R/cat2cat_utils.R

Defines functions dummy_c2c cross_c2c prune_c2c

Documented in cross_c2c dummy_c2c prune_c2c

#' Pruning which could be useful after the mapping process
#'
#' @description user could specify one of four methods to prune replications
#' created in the cat2cat procedure.
#'
#' @param df `data.frame` like result of the `cat2cat` function
#' for a specific period.
#' @param index `character(1)` a column name with the `cat2cat` identifier.
#' Should not be updated in most cases.

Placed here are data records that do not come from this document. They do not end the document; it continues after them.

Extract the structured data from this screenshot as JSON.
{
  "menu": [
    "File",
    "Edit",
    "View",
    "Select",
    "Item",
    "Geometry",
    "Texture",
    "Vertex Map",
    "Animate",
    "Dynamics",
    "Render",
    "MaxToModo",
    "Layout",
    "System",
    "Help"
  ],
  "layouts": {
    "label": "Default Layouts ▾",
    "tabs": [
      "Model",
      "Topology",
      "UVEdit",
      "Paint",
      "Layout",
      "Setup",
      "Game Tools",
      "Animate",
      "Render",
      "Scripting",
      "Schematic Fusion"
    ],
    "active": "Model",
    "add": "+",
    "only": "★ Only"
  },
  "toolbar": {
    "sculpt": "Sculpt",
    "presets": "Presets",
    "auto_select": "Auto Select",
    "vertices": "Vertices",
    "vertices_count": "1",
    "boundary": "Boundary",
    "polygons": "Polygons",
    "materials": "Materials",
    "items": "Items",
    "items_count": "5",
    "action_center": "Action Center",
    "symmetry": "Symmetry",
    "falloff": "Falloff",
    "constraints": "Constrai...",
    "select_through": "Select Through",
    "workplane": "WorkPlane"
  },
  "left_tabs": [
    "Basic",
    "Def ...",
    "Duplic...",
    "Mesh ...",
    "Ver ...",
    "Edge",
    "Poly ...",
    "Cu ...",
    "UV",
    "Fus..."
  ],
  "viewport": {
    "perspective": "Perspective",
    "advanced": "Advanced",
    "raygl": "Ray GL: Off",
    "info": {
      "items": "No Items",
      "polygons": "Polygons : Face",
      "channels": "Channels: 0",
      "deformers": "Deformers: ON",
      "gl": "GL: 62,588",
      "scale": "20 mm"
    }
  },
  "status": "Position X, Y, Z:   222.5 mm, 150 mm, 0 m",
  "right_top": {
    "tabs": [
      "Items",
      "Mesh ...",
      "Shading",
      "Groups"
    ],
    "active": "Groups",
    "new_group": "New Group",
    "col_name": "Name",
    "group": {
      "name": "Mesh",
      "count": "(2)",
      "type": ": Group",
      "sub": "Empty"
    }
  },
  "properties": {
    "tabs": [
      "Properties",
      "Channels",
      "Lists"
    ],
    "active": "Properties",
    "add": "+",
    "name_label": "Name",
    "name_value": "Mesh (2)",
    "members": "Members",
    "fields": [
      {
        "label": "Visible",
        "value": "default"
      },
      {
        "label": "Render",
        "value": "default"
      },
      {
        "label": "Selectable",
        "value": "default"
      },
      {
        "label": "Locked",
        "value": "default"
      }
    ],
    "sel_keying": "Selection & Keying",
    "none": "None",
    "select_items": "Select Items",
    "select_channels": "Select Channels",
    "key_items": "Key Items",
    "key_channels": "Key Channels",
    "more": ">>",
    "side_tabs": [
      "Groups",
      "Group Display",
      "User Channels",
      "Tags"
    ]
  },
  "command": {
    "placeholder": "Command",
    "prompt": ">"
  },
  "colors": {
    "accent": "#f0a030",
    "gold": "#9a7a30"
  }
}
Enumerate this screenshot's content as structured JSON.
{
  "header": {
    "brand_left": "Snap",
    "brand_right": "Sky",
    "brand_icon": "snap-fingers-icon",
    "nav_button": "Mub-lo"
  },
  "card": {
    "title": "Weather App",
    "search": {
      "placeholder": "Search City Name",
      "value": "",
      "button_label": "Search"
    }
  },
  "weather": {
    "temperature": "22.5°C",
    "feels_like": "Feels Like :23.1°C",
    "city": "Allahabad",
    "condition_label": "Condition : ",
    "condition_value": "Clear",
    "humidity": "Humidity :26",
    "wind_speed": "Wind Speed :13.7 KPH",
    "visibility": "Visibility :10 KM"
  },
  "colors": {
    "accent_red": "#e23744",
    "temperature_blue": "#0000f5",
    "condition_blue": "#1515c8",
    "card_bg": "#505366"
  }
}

Default `index_c2c`.
#' @param column `character(1)` a column name with weights,
#' default `wei_freq_c2c`.
#' @param method `character(1)` one of four available methods:
#' "nonzero" (default), "highest", "highest1" or "morethan".
#' @param percent `integer(1)` from 0 to 99
#' @return `data.frame` with the same structure and possibly reduced
#' number of rows
#' @details
#' method - specify a method to reduce number of replications
#' \describe{
#'  \item{"nonzero"}{ remove nonzero probabilities}
#'  \item{"highest"}{
#'  leave only highest probabilities for each subject- accepting ties
#'  }
#'  \item{"highest1"}{
#'  leave only highest probabilities for each subject -
#'  not accepting ties so always one is returned
#'  }
#'  \item{"morethan"}{
#'  leave rows where a probability is higher than value specify
#'  by percent argument
#'  }
#' }
#' @export
#' @examples
#' \dontrun{
#' data("occup_small", package = "cat2cat")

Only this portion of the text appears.